20 Aralık 2016 Salı

Pars Tuğlacı: Hatırlanmazsanız ölürsünüz

Sekiz gün oldu Pars Tuğlacı veya kimliğinde yazan ismiyle Parseg Tuğlacıyan öleli. Birisi de hatırlar, birisi de yazar diye bekledim. Nafile.
Ahmet Hamdi Tampınar'ın muhteşem sözüyle, 'sükut suikasti'nin kurbanı oldu Parseg Bey. 
Yaşarken de sürekli sükut suikastına kurbandı, bu durum öldükten sonra da değişmedi.
Çocuktum. Babam bir gün elinde kolilerle geldi. İçinden 'Okyanus Ansiklopedik Sözlük' çıktı kolilerin. Kırmızıydı cilt kılıfları.
O sıralar pek revaçta olan Meydan Larus'u değil de Okyanus'u almıştı babam; evdeki eski Britannica setine ilave, Türkçe kaynak olarak.
Birkaç saat sonra bu tercihin sebebi anlaşıldı, evden içeri Yaşar Kemal ile yanında biri daha girdi. Yaşar Abinin eve gelip gitmesine, bazen annem ve babamla sabahlara kadar oturup sohbet etmesine, rakı içmesine alışığım da, bu adam kim? Üstelik pek de konuşkan.
Meğer o adam Parseg Beymiş; babamın getirdiği ciltlerce ansiklopedinin yazarı. Şaka değil, ilk 6 cilt olarak geldi evimize OkyanusAnsiklopedik Sözlük; sonra iki cilt daha ilave oldu yıllar içinde.
Aklım almamıştı, bir adam tek başına nasıl o kadar şeyi yazar, nasıl o kadar şeyi bilir.

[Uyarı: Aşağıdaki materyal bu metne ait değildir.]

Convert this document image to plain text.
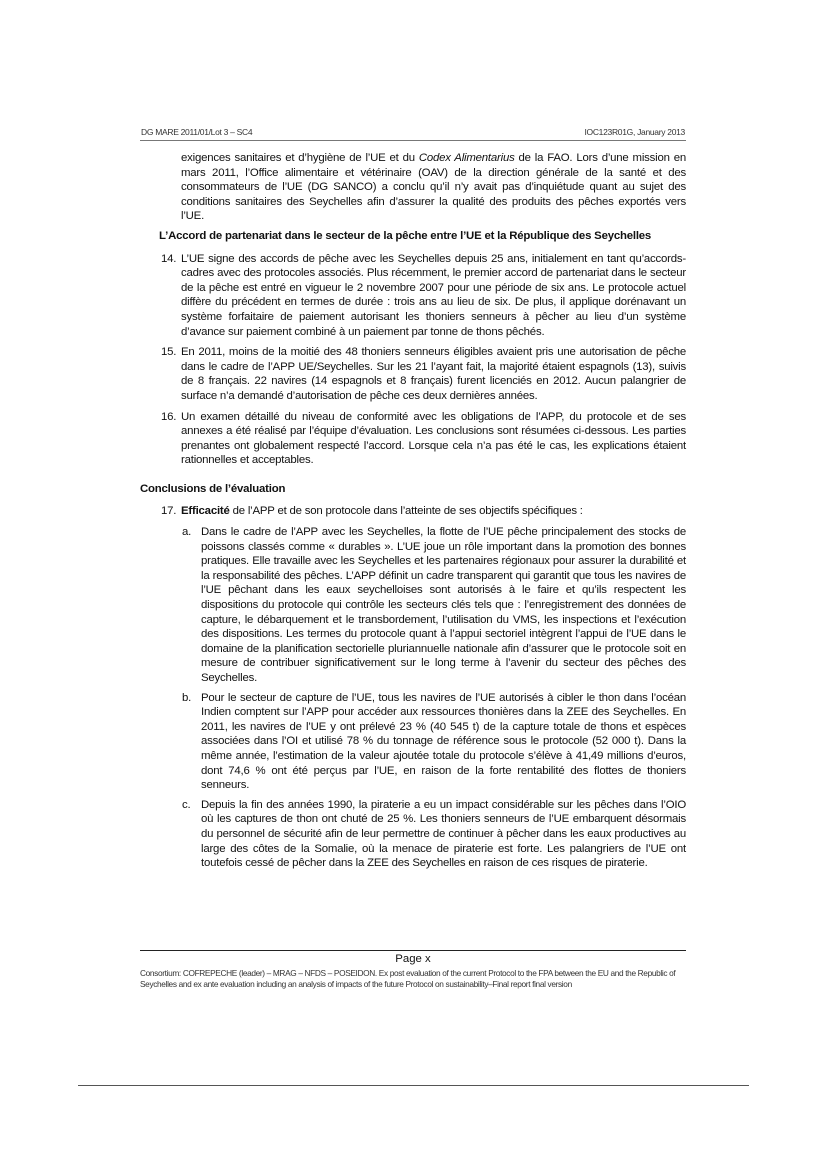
DG MARE 2011/01/Lot 3 – SC4	IOC123R01G, January 2013

exigences sanitaires et d’hygiène de l’UE et du Codex Alimentarius de la FAO. Lors d’une mission en mars 2011, l’Office alimentaire et vétérinaire (OAV) de la direction générale de la santé et des consommateurs de l’UE (DG SANCO) a conclu qu’il n’y avait pas d’inquiétude quant au sujet des conditions sanitaires des Seychelles afin d’assurer la qualité des produits des pêches exportés vers l’UE.

L’Accord de partenariat dans le secteur de la pêche entre l’UE et la République des Seychelles

14. L’UE signe des accords de pêche avec les Seychelles depuis 25 ans, initialement en tant qu’accords-cadres avec des protocoles associés. Plus récemment, le premier accord de partenariat dans le secteur de la pêche est entré en vigueur le 2 novembre 2007 pour une période de six ans. Le protocole actuel diffère du précédent en termes de durée : trois ans au lieu de six. De plus, il applique dorénavant un système forfaitaire de paiement autorisant les thoniers senneurs à pêcher au lieu d’un système d’avance sur paiement combiné à un paiement par tonne de thons pêchés.

15. En 2011, moins de la moitié des 48 thoniers senneurs éligibles avaient pris une autorisation de pêche dans le cadre de l’APP UE/Seychelles. Sur les 21 l’ayant fait, la majorité étaient espagnols (13), suivis de 8 français. 22 navires (14 espagnols et 8 français) furent licenciés en 2012. Aucun palangrier de surface n’a demandé d’autorisation de pêche ces deux dernières années.

16. Un examen détaillé du niveau de conformité avec les obligations de l’APP, du protocole et de ses annexes a été réalisé par l’équipe d’évaluation. Les conclusions sont résumées ci-dessous. Les parties prenantes ont globalement respecté l’accord. Lorsque cela n’a pas été le cas, les explications étaient rationnelles et acceptables.

Conclusions de l’évaluation

17. Efficacité de l’APP et de son protocole dans l’atteinte de ses objectifs spécifiques :

a. Dans le cadre de l’APP avec les Seychelles, la flotte de l’UE pêche principalement des stocks de poissons classés comme « durables ». L’UE joue un rôle important dans la promotion des bonnes pratiques. Elle travaille avec les Seychelles et les partenaires régionaux pour assurer la durabilité et la responsabilité des pêches. L’APP définit un cadre transparent qui garantit que tous les navires de l’UE pêchant dans les eaux seychelloises sont autorisés à le faire et qu’ils respectent les dispositions du protocole qui contrôle les secteurs clés tels que : l’enregistrement des données de capture, le débarquement et le transbordement, l’utilisation du VMS, les inspections et l’exécution des dispositions. Les termes du protocole quant à l’appui sectoriel intègrent l’appui de l’UE dans le domaine de la planification sectorielle pluriannuelle nationale afin d’assurer que le protocole soit en mesure de contribuer significativement sur le long terme à l’avenir du secteur des pêches des Seychelles.

b. Pour le secteur de capture de l’UE, tous les navires de l’UE autorisés à cibler le thon dans l’océan Indien comptent sur l’APP pour accéder aux ressources thonières dans la ZEE des Seychelles. En 2011, les navires de l’UE y ont prélevé 23 % (40 545 t) de la capture totale de thons et espèces associées dans l’OI et utilisé 78 % du tonnage de référence sous le protocole (52 000 t). Dans la même année, l’estimation de la valeur ajoutée totale du protocole s’élève à 41,49 millions d’euros, dont 74,6 % ont été perçus par l’UE, en raison de la forte rentabilité des flottes de thoniers senneurs.

c. Depuis la fin des années 1990, la piraterie a eu un impact considérable sur les pêches dans l’OIO où les captures de thon ont chuté de 25 %. Les thoniers senneurs de l’UE embarquent désormais du personnel de sécurité afin de leur permettre de continuer à pêcher dans les eaux productives au large des côtes de la Somalie, où la menace de piraterie est forte. Les palangriers de l’UE ont toutefois cessé de pêcher dans la ZEE des Seychelles en raison de ces risques de piraterie.

Page x
Consortium: COFREPECHE (leader) – MRAG – NFDS – POSEIDON. Ex post evaluation of the current Protocol to the FPA between the EU and the Republic of Seychelles and ex ante evaluation including an analysis of impacts of the future Protocol on sustainability–Final report final version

Zamanla Parseg Beyi biraz tanıyınca bunun mümkün olabildiğini gördüm. 
Parseg Bey, yanlış yüzyılda ve daha önemlisi yanlış ülkede yaşayan bir muhteşem hazineydi, bir büyük bilgi ve dil işçisiydi.
Sadece Okyanus değil, geride onlarca sözlük ve büyük eser bıraktı Parseg Bey. Bugünlerde karşımıza 'Araştırmacı-Yazar' etiketiyle çıkan onlarca kişinin toplamından daha çok şey araştırdı ve yazdı.
Bilen bilir, sözlükçülük ve ansiklopedicilik ne kadar zor bir iştir; ne kadar kılı kırk yaran dikkat, sabır ve enerji gerektirir.

Bu yazıyı okuyanların önemli bir bölümünün Pars Tuğlacı adını hiç duymadığına eminim. Dedim ya, o yaşarken de, bugün öldükten sonra da 'sükut suikasti' kurbanı oldu.